Open
Description
While creating a new table using pandas, it would be nice if it can partition the table and set an partition expiry time. The python bigquery library already supports it
# from google.cloud import bigquery
# client = bigquery.Client()
# dataset_ref = client.dataset('my_dataset')
table_ref = dataset_ref.table("my_partitioned_table")
schema = [
bigquery.SchemaField("name", "STRING"),
bigquery.SchemaField("post_abbr", "STRING"),
bigquery.SchemaField("date", "DATE"),
]
table = bigquery.Table(table_ref, schema=schema)

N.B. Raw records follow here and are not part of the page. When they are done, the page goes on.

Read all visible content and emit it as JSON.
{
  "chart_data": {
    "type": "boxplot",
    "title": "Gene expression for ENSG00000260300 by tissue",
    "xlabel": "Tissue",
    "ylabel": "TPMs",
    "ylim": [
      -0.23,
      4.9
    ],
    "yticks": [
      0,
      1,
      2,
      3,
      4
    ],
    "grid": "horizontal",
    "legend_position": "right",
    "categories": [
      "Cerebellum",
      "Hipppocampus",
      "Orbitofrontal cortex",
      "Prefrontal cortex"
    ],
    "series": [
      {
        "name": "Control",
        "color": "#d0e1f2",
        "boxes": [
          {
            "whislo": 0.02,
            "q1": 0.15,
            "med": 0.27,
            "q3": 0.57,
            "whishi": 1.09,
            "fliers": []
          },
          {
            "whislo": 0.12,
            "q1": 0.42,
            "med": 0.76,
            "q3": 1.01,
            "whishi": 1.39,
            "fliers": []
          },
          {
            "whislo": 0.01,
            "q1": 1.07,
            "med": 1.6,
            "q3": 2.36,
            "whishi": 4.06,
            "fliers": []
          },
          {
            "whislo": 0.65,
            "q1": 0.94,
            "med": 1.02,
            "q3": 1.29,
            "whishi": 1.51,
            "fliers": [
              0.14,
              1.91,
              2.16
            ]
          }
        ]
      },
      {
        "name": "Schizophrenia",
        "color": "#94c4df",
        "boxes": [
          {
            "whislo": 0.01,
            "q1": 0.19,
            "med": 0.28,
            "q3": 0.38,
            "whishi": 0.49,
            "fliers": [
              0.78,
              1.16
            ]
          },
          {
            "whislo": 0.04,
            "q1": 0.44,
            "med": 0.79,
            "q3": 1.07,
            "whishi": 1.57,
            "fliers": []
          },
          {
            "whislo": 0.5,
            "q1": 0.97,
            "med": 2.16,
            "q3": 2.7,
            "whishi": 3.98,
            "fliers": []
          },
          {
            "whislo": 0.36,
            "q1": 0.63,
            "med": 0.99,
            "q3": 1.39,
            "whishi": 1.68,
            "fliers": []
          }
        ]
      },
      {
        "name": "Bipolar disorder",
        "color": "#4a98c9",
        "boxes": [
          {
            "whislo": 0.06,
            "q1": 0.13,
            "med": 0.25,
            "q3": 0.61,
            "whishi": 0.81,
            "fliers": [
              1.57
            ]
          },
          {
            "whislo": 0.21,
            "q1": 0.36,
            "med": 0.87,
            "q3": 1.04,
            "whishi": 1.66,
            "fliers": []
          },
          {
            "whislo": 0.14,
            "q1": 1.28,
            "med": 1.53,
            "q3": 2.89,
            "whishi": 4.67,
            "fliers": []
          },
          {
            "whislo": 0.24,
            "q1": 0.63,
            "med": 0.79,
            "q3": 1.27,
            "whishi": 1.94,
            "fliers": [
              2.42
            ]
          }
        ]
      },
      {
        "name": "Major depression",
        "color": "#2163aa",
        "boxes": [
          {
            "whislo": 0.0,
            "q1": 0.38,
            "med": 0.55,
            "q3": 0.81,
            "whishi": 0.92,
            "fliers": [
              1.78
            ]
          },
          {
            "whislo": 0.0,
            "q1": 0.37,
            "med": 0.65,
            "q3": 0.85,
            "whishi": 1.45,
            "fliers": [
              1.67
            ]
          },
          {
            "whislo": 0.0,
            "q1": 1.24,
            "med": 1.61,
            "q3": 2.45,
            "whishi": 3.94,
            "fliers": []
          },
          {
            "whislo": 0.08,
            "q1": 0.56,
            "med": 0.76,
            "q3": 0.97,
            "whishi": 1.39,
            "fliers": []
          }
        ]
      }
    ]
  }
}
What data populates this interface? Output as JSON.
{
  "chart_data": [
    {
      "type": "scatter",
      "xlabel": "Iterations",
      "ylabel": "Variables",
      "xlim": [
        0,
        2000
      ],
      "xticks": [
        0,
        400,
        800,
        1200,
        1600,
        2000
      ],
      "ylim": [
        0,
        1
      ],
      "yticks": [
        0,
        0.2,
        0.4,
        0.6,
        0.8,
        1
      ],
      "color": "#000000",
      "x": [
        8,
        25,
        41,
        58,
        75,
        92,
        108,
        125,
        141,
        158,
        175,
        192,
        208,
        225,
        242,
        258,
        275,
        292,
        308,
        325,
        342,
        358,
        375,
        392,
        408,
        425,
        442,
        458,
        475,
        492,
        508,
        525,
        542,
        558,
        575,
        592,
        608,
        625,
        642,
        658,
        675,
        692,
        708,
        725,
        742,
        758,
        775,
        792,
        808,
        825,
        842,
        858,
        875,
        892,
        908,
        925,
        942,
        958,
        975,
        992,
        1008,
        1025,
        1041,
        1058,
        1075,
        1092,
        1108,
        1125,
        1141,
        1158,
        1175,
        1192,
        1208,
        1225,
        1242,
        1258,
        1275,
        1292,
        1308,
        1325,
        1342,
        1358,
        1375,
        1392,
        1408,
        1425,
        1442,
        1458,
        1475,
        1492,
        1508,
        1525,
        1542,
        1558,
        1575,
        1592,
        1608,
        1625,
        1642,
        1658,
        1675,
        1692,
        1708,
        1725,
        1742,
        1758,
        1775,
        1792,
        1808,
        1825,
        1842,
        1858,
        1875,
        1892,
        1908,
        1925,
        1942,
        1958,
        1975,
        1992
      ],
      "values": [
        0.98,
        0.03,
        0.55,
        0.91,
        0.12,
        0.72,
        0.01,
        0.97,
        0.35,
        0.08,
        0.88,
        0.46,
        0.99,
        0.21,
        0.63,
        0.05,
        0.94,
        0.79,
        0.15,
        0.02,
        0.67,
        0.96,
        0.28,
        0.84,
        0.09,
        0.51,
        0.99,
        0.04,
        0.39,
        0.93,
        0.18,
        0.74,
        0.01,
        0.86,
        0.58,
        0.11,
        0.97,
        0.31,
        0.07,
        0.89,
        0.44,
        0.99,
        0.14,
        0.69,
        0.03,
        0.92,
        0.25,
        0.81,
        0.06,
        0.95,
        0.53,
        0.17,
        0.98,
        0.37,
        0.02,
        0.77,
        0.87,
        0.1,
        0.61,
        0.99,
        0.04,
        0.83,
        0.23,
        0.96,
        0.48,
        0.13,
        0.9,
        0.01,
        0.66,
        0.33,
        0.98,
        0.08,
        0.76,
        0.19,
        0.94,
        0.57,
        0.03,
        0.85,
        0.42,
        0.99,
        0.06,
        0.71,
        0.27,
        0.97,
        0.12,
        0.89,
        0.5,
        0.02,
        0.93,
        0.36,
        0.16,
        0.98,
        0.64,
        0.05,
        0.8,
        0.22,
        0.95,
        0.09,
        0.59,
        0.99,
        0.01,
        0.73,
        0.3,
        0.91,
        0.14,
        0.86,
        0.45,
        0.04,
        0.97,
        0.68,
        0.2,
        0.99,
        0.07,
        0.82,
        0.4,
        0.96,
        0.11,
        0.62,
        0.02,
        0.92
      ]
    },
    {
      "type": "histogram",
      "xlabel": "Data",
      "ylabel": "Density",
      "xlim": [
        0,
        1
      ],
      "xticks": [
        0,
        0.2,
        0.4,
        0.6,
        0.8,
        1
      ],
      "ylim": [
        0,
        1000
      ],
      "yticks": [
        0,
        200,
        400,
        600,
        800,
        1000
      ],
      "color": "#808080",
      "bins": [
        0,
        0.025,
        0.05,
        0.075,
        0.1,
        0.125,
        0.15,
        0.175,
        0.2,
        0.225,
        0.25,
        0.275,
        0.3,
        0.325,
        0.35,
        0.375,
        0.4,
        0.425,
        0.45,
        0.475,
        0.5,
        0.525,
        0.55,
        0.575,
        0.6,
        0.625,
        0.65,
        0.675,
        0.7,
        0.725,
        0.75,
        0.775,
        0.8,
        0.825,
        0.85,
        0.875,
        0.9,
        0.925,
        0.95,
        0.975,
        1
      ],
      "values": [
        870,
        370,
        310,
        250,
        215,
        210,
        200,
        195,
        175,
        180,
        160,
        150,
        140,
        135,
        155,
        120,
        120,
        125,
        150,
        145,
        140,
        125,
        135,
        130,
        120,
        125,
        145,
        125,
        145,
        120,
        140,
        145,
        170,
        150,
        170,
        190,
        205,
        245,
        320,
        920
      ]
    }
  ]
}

table.time_partitioning = bigquery.TimePartitioning(
type_=bigquery.TimePartitioningType.DAY,
field="date", # name of column to use for partitioning
expiration_ms=7776000000,
) # 90 days
table = client.create_table(table)
print(
"Created table {}, partitioned on column {}".format(
table.table_id, table.time_partitioning.field
)
)
https://cloud.google.com/bigquery/docs/creating-column-partitions
I can create a pull request, if people feel like it's something they find useful. At least in my work, we create lot of monitoring tables on bigquery using pandas, and push data to it. These tables keep growing and since we can't set the partition when a table has already been created, these tables just become too big, and expensive.